Prowokacja jest skłanianiem do określonych zachowań, czyli prowokator ma na celu taką reakcję ze strony sprowokowanej osoby.
Wiesz Samotny... ja już mam na to wy... odeszlam z obu grup... nie lubię gdy ktos udaje wilka w owczej skórze...
Będziesz zdrowsza :)
Najbardziej lubię na zbiorniku tych wszystkich wyłudzaczy i wyłudzaczki co to próbują i tu kasę wyprosić, wyżebrać, pożyczyć, wypłakać ... bo to matka chora, dom spalony, dziecko po operacji albo po operacji od razu jeszcze kolejne dziecko, biznes mężowi nie wyszedł, bo kablówka już piąty miesiąc nieopłacona i wyłączą a wówczas net też, bo wiatr urwał dach a taki fajny był z jakiejś fińskiej blachy, bo koń padł a orać trzeba, bo samochód się zepsuł a ostatni pekaes we wsi to już sześć lat temu zlikwidowali, pożyczki w Providencie drogie a dorobić na zbiorniku coraz trudniej a jeszcze przez tego Putina to i świń na skupie nie chcą odebrać i qrna ciężko jest. Miodzio! - przyznacie sami. Natomiast nie trawię już tych wszystkich kretynek po przejściach, po ... albo i w trakcie tych najdziwniejszych toksycznych związków czy rozwodów ... które chyba zdecydowanie mylą mnie z konfesjonałem albo terapeutą. Sczerze? ... już ani minuty dłużej żadnych wampirzyc energetycznych nie słucham, i nie chcę więcej oglądać zdjęć waszych rodzin, scanów obdukcji lekarskich, postanowień sądu rejonowego w Kogutkowie Srednim w sprawie renty czy spadku po wujence Jadwisi, co to jeszcze partyzantom ser i bimber nosiła ... nie chcę dostawać, jak o to nie proszę, żadnych waszych numerów telefonów, oglądać jakie cudne miałyście kiedyś zdjęcia ślubne, zaproszeń na komunię córci, adresów waszych miejsc pracy, próśb o sprawdzenie waszego CV, z całym spektrum waszych prywatnych danych osobowych i opisem przecudnych karier zawodowych ... Wampirzyce energetyczne informuję iż absolutnie nie jest mi z wami po drodze, i nasze światy nigdy nie będą do siebie nawet choć 'ciutkę' przylegać, więc ode mnie proszę już trzymać się z daleka. Dziękuję.

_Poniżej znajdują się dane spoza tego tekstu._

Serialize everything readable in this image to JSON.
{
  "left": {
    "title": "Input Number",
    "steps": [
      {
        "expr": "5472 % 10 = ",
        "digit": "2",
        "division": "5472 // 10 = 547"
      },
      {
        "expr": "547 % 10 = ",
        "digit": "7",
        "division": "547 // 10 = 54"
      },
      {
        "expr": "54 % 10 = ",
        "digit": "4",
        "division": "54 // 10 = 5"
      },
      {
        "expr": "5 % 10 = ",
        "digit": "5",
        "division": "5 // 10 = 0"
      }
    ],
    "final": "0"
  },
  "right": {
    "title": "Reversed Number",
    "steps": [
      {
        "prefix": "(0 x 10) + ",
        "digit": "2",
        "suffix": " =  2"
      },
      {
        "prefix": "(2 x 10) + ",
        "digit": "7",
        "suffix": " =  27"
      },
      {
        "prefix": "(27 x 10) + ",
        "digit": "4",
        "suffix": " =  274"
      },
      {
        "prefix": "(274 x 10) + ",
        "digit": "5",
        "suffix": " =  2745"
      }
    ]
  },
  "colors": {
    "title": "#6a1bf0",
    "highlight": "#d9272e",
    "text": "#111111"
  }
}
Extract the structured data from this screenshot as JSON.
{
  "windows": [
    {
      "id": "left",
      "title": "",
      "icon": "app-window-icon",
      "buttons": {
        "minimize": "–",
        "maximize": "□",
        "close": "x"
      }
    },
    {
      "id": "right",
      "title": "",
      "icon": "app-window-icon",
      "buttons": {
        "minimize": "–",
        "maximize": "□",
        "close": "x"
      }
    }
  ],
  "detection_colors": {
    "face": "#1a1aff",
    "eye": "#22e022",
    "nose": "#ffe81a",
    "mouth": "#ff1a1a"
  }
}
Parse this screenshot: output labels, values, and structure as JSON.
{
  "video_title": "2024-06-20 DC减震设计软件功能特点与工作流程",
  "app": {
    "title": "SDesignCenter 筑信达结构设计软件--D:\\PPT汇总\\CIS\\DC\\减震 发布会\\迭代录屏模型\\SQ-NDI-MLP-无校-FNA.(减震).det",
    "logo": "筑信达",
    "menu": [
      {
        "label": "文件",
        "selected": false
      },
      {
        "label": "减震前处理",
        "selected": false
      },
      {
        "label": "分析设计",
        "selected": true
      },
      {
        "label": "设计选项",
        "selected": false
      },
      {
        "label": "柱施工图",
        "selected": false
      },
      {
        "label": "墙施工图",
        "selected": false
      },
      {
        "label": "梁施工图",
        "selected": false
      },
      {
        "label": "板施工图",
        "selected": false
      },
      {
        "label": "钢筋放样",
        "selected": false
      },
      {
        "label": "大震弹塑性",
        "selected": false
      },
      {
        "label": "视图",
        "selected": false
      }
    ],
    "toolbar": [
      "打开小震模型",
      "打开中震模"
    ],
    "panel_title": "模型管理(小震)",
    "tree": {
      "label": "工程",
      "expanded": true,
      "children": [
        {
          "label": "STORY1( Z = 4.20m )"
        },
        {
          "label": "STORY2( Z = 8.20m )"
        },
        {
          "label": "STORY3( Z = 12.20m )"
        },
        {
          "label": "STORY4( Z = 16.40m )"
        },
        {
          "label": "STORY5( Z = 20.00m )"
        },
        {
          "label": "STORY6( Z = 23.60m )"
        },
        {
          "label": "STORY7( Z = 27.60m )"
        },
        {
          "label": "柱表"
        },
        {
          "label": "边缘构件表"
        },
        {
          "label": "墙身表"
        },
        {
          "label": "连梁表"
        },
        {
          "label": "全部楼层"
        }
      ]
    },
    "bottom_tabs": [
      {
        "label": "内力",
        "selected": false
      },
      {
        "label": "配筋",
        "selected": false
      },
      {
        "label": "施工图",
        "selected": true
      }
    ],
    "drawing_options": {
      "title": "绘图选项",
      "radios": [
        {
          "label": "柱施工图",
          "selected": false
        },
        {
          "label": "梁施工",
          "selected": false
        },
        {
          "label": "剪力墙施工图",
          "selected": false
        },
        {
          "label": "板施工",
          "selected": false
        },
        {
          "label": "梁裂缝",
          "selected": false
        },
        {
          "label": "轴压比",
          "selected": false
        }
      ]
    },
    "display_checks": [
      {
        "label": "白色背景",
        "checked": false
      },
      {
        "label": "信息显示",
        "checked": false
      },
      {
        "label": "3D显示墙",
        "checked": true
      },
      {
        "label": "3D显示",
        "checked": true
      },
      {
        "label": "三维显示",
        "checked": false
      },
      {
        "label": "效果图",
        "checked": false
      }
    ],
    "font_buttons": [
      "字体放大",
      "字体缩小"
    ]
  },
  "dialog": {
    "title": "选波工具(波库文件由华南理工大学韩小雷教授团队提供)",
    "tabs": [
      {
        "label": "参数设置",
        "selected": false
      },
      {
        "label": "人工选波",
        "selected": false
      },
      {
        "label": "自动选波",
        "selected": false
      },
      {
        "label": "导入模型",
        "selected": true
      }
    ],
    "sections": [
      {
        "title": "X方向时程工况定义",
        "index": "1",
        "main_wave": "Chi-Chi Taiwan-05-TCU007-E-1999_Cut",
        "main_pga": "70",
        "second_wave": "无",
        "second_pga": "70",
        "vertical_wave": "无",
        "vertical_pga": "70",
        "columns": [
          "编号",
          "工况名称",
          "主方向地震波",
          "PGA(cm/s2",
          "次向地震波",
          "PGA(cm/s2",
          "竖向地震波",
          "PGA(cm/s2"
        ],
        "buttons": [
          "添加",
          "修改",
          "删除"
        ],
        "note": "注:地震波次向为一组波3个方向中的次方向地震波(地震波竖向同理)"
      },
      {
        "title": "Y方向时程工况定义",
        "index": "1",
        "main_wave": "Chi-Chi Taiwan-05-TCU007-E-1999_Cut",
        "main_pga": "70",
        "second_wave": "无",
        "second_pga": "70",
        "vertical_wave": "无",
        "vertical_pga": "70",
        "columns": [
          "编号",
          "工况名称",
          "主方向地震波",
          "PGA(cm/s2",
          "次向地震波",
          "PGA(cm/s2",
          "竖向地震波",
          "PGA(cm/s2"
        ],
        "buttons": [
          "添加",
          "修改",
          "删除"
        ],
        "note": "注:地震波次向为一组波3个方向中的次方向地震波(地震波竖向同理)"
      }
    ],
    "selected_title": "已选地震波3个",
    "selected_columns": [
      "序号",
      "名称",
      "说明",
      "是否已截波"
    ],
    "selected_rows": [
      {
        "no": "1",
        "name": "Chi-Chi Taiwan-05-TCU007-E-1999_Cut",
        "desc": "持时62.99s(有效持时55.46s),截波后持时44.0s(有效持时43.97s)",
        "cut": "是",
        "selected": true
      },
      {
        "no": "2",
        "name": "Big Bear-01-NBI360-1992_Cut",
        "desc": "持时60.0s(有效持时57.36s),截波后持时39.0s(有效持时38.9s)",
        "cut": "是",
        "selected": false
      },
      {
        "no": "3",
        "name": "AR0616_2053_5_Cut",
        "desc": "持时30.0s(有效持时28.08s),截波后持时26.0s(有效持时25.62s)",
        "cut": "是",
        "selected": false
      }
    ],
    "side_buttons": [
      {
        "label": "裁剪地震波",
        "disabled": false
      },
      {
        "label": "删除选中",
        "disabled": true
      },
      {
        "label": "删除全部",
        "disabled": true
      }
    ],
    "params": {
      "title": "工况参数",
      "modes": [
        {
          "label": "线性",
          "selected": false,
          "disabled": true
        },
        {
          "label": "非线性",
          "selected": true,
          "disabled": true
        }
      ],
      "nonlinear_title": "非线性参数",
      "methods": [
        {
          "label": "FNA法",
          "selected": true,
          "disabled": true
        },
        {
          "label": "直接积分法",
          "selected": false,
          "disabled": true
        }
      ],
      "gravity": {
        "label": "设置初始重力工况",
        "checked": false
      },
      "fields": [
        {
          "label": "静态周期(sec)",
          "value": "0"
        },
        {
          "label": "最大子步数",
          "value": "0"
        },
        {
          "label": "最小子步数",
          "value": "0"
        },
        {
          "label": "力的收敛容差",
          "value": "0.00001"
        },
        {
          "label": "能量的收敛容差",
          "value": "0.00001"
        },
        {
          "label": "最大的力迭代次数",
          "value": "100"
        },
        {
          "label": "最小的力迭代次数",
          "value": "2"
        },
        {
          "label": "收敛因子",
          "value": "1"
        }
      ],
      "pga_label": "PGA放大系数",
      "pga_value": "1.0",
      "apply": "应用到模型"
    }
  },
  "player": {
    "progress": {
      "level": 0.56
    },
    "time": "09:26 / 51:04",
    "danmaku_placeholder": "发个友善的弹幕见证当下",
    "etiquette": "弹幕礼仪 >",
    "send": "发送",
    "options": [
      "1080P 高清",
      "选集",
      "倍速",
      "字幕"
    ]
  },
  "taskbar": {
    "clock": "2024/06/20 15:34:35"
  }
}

@Novus_ordo, czy aby na pewno o doświadczeniach na tym portalu piszesz? zwłaszcza krótkiego pobytu tutaj (od 26 maja br.) :DDD
Novus jest na zb zanim jeszcze powstał... i chyba zapomniala jak to jest kiedy się ktoś komuś żali... Pamiętam czasy gdy sama pisała o tym co złego się dzieje i miala w sobie więcej wyrozumialości. Ciekawe co się zmieniło?! A może od zawsze była tak wredna? Chociaz trudno uwierzyć.... Mam wrażenie, że coś zyskala i coś zdecydowanie straciła.... albo ... albo to nie jest ta sama osoba...
a może zbyt wiele wymagały od niej osoby zwierzające się jej? kiedy wysłuchiwala ,kiedy pomagała nie była wredna?..stała sie taka kiedy zorientwała sie że najzwyczajniej na świecie jej dobre serce było wykorzystywane i ucięła ...zapewne po takich doświadczenia zyskała spokój a straciła?..raczej pozbyła sie płaczków ,marud i naciągaczy....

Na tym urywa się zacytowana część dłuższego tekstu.